The nights since the horror was officially declared over have been spent convulsing into a pillow, after futilely seeking comfort in sleep. I know why I tweeted through a large number of those 60 hours. It began with attempting to keep friends abroad and those without access to news updated. But as the hours wore on and my fingers flew over the keyboard, furiously keeping pace with unfolding events, I realized it was my route to sanity. Sleep was unthinkable. I had to DO something to partially mitigate the loss of control and hopelessness I was experiencing. When the siege wound down, I determinedly went back to living out my routine, because I believed I was cocking a snook at the people who had brought my city to its knees.
But the feeling won’t die down. I’m struggling with the sadness and it’s coming out in strange ways. In withdrawal from a slightly bewildered Boy, who moved to Bombay only in his teens. In the need to connect to people who feel the same way. In a fresh batch of tears in the middle of a café. In wanting to talk about my precious city to everyone I think will listen. In staring achingly across at the Oberoi each morning, shrouded in dense smog. In hoping to share the experience with folks who really, truly understand by virtue of having had a similar childhood. People who were here long before there was this. And this is me, the usually inclusive girl who can find something to relate to in every person.
I’m helpless and angry, heartbroken and anguished, as furious monologues in my head yield nothing. I’m running around in circles trying to find ways to help, something concrete, something permanent, something all of us can sustain. And of all the things I yearn for, the one thing I want is for my city not to forget. I don’t want our ‘spirit’ to keep us going, I don’t want us to move on and move past, I don’t want the news reports to be palmed off to the raddiwala, the people who succumbed reduced to grainy images of old hat.

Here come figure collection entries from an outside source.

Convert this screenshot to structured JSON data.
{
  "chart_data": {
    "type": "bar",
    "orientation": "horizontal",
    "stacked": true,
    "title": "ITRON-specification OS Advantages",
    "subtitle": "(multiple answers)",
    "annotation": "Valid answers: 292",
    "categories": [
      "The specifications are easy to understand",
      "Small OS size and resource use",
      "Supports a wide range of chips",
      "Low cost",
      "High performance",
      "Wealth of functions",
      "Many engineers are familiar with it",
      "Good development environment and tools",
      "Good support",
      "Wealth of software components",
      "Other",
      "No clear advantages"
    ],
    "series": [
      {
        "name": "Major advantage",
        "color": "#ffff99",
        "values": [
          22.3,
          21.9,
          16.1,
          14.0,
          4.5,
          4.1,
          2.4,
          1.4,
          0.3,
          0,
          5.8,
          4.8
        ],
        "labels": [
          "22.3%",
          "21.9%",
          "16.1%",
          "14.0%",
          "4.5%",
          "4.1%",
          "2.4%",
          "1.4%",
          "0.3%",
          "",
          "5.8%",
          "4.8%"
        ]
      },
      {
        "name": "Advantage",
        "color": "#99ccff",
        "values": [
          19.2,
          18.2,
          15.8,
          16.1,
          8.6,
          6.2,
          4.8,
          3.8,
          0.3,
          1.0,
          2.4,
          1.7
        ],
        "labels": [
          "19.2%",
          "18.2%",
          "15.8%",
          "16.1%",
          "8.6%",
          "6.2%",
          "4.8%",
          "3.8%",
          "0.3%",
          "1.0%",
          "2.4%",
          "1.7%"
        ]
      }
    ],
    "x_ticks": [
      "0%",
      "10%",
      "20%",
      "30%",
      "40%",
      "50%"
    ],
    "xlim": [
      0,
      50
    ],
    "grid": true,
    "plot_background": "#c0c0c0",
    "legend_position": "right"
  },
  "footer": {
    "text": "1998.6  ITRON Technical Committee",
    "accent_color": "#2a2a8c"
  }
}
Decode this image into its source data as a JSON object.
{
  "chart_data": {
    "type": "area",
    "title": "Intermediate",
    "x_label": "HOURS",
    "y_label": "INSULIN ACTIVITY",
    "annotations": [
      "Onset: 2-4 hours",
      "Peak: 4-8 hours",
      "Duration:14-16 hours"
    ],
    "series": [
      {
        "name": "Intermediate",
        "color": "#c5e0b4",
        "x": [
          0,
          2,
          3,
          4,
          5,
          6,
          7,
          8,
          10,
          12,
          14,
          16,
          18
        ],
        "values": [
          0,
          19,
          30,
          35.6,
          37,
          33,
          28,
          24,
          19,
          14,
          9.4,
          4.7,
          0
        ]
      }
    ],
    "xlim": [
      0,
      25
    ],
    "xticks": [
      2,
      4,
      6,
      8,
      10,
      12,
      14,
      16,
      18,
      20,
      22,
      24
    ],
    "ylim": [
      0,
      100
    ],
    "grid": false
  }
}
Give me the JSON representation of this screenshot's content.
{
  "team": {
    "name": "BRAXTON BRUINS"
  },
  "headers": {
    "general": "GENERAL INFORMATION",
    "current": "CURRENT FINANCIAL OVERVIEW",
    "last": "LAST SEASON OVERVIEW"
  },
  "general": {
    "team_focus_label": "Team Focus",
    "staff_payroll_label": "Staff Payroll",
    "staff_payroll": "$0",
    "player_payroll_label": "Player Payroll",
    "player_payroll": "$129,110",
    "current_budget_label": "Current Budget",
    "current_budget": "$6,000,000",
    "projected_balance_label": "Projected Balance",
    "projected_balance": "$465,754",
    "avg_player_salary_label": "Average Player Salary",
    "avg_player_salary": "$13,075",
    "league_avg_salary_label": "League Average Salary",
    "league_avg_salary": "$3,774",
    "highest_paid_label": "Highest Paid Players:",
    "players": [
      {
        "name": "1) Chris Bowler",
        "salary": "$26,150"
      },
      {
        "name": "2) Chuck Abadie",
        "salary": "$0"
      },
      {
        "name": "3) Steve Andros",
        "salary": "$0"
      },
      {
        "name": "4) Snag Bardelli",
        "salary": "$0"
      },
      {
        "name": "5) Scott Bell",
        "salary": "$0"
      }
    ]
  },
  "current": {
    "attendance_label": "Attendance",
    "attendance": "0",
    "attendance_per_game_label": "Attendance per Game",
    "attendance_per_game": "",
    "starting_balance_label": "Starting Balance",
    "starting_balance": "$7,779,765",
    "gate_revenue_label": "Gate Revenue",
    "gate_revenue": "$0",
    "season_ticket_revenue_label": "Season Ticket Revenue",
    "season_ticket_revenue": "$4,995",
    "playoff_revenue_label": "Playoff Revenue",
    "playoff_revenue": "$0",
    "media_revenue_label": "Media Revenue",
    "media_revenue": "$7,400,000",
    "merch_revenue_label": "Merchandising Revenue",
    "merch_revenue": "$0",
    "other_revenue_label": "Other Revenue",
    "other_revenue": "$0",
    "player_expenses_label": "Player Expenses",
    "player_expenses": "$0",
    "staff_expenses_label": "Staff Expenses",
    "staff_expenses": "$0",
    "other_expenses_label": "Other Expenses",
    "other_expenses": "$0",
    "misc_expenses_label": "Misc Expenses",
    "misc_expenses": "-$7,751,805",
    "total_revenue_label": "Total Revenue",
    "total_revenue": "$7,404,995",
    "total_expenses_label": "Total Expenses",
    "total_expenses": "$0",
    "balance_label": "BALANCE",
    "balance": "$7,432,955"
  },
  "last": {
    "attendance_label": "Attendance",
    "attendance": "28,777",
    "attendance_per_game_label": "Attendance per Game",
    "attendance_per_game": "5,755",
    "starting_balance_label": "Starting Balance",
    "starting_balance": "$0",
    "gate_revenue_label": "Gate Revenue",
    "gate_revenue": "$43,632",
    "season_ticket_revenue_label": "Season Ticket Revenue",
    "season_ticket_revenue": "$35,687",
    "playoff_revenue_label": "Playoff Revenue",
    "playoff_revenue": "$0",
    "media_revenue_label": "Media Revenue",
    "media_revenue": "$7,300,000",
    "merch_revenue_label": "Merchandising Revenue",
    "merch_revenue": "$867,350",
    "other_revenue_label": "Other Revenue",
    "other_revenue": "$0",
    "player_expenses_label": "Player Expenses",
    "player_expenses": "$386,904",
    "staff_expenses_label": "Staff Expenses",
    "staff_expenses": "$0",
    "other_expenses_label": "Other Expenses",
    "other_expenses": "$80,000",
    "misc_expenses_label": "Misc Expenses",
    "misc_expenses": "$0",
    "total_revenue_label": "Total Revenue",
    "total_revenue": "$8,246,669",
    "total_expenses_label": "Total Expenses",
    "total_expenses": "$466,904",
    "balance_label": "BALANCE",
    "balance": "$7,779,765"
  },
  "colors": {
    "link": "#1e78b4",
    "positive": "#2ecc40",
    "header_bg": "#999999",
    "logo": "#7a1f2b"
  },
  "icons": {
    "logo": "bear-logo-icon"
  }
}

Mourn, Bombay, mourn. I WANT you to wail. Plaster your streets with the names of the murdered, paint the walls with the redness of graves, shriek your questions aloud at the ether, hang your noose on the silences in conversations. Forgetting will be our death trap, tolerance, the last nail. Yes, I know the world’s a zoo; be any other animal but not an ostrich, pound your pain into something tangible, keep it alive until you spark outrage.
Stop, I want to scream, at the city back to work on a Monday morning, the funeral isn’t over. Is this it, the beginning of forgetting, all the mindspace we can afford our present? Why are we such misers when it comes to grieving? Can we really not afford more regret? How does a nation so proud of its ancient history spawn a city that thrives on collective amnesia? Have we swapped our souls for bloated bellies, cramming moremoremore of Mayanagari’s delights?
Weep, Bombay, weep. Seethe, Bombay, seethe. Rage, howl, heal. Do anything, show anything, but not your tattered, intact spirit.
Do not go gentle into that good night. Linger, my sweet Bombay, in the twilight zone… just a little longer.